Dulu, di kampung penulis, Dusun Bakong, Desa Batukerbuy, pernah memiliki tradisi lokal bernama Rokat Tasé’ yang diajarkan oleh para leluhur. Ketika nyai Malar masih hidup beberapa tahun yang lalu, tradisi rokat tasé’ ini dilakukan setiap tahun sekali.

Menurut kiai Mustari, cucu nyai Malar dan merupakan salah satu tokoh masyarakat Desa Batukerbuy, rokat tasé’ dilakukan dalam rangka berterimakasih (asokkor) kepada Allah atas rezeki yang telah dilimpahkan dan meminta perlindungan kepada-Nya dari marabahaya, khususnya yang ada di lautan.

Mengingat waktu itu masyarakat Dusun Bakong banyak yang menggantungkan hidupnya kepada hasil laut seperti udang geragau dan nener. Sehingga tidak heran apabila mereka setiap tahun sekali berbondong-bondong ke pantai Batukerbuy dan berkumpul bersama untuk mengadakan acara rokat tasé’.

Ketika waktu rôkat sudah tiba, sebagai satu-satunya sesepuh yang masih mengindahkan amanah para leluhur, nyai Malar dengan penuh perhatian dan wibawa mengajak masyarakat di kampung untuk bersama-sama pergi ke pantai sembari membawa masakan.

Selain itu, bapak-bapak yang biasa melakukan aktivitas di laut seperti menangkap udang dan nener membawa sontal (jaring dorong yang biasa digunakan untuk menangkap udang dan nener) ke laut agar turut serta dalam prosesi rôkat tersebut.

Setelah sampai di pinggir laut, mereka duduk bersama di antara hamparan pasir yang begitu halus sembari mengirimkan fatihah kepada Nabi Muhammad saw., para leluhur, dan lainnya.
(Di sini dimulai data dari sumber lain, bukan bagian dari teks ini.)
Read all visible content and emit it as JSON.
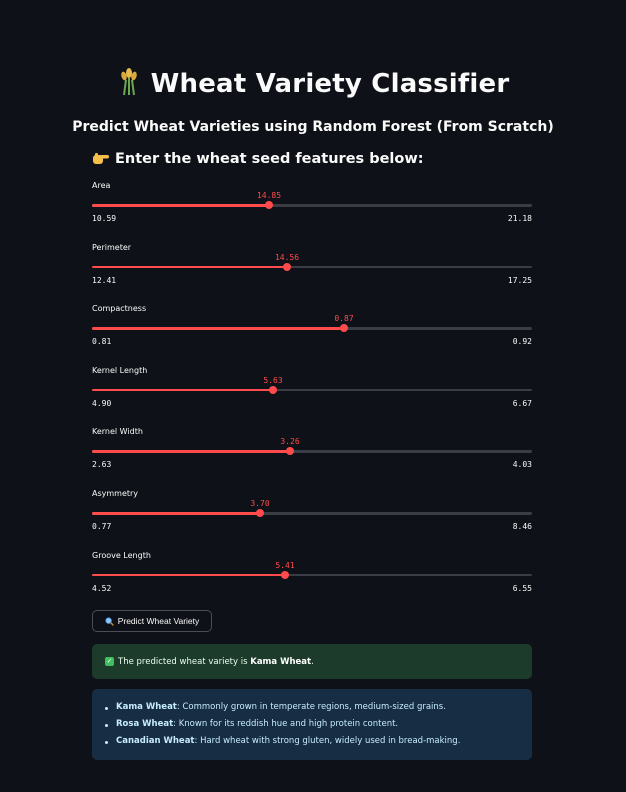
{
  "header": {
    "title": "Wheat Variety Classifier",
    "title_icon": "sheaf-of-rice-emoji",
    "subtitle": "Predict Wheat Varieties using Random Forest (From Scratch)"
  },
  "form": {
    "prompt_icon": "pointing-hand-emoji",
    "prompt": "Enter the wheat seed features below:",
    "sliders": [
      {
        "label": "Area",
        "value": "14.85",
        "min": "10.59",
        "max": "21.18",
        "fraction": 0.402
      },
      {
        "label": "Perimeter",
        "value": "14.56",
        "min": "12.41",
        "max": "17.25",
        "fraction": 0.444
      },
      {
        "label": "Compactness",
        "value": "0.87",
        "min": "0.81",
        "max": "0.92",
        "fraction": 0.573
      },
      {
        "label": "Kernel Length",
        "value": "5.63",
        "min": "4.90",
        "max": "6.67",
        "fraction": 0.412
      },
      {
        "label": "Kernel Width",
        "value": "3.26",
        "min": "2.63",
        "max": "4.03",
        "fraction": 0.45
      },
      {
        "label": "Asymmetry",
        "value": "3.70",
        "min": "0.77",
        "max": "8.46",
        "fraction": 0.381
      },
      {
        "label": "Groove Length",
        "value": "5.41",
        "min": "4.52",
        "max": "6.55",
        "fraction": 0.438
      }
    ],
    "button_label": "Predict Wheat Variety",
    "button_icon": "magnifier-icon"
  },
  "result": {
    "icon": "check-icon",
    "prefix": "The predicted wheat variety is ",
    "variety": "Kama Wheat",
    "suffix": "."
  },
  "info": {
    "items": [
      {
        "name": "Kama Wheat",
        "desc": ": Commonly grown in temperate regions, medium-sized grains."
      },
      {
        "name": "Rosa Wheat",
        "desc": ": Known for its reddish hue and high protein content."
      },
      {
        "name": "Canadian Wheat",
        "desc": ": Hard wheat with strong gluten, widely used in bread-making."
      }
    ]
  },
  "colors": {
    "background": "#0e1117",
    "accent": "#ff4b4b",
    "success_bg": "#1d3b2a",
    "info_bg": "#172d43"
  }
}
Kemudian, dilanjutkan dengan membaca zikir dan salawat secara bersama-sama serta ditutup dengan doa rôkat yang sudah diajarkan oleh para leluhur dahulu. Acara rôkat laut ini dipimpin langsung oleh sesepuh waktu itu.

Pak Rusna Sobri, namanya, suami dari nyai Malar. Setelah berdoa, baru mereka makan bareng-bareng masakan yang telah dibawa dari rumah masing-masing. Hmm… adakah yang lebih indah dari kebersamaan semacam ini?

Namun demikian, tradisi lokal yang sarat makna ini sekarang sudah tinggal cerita. Pasalnya, sepeninggal nyai Malar dan Pak Rusna, masyarakat di sana sudah tidak lagi melaksanakan ritual rokat tasé’ ini. Bahkan lebih menyedihkan kondisi laut Batukerbuy sekarang sudah jauh berubah dari kondisi dahulu.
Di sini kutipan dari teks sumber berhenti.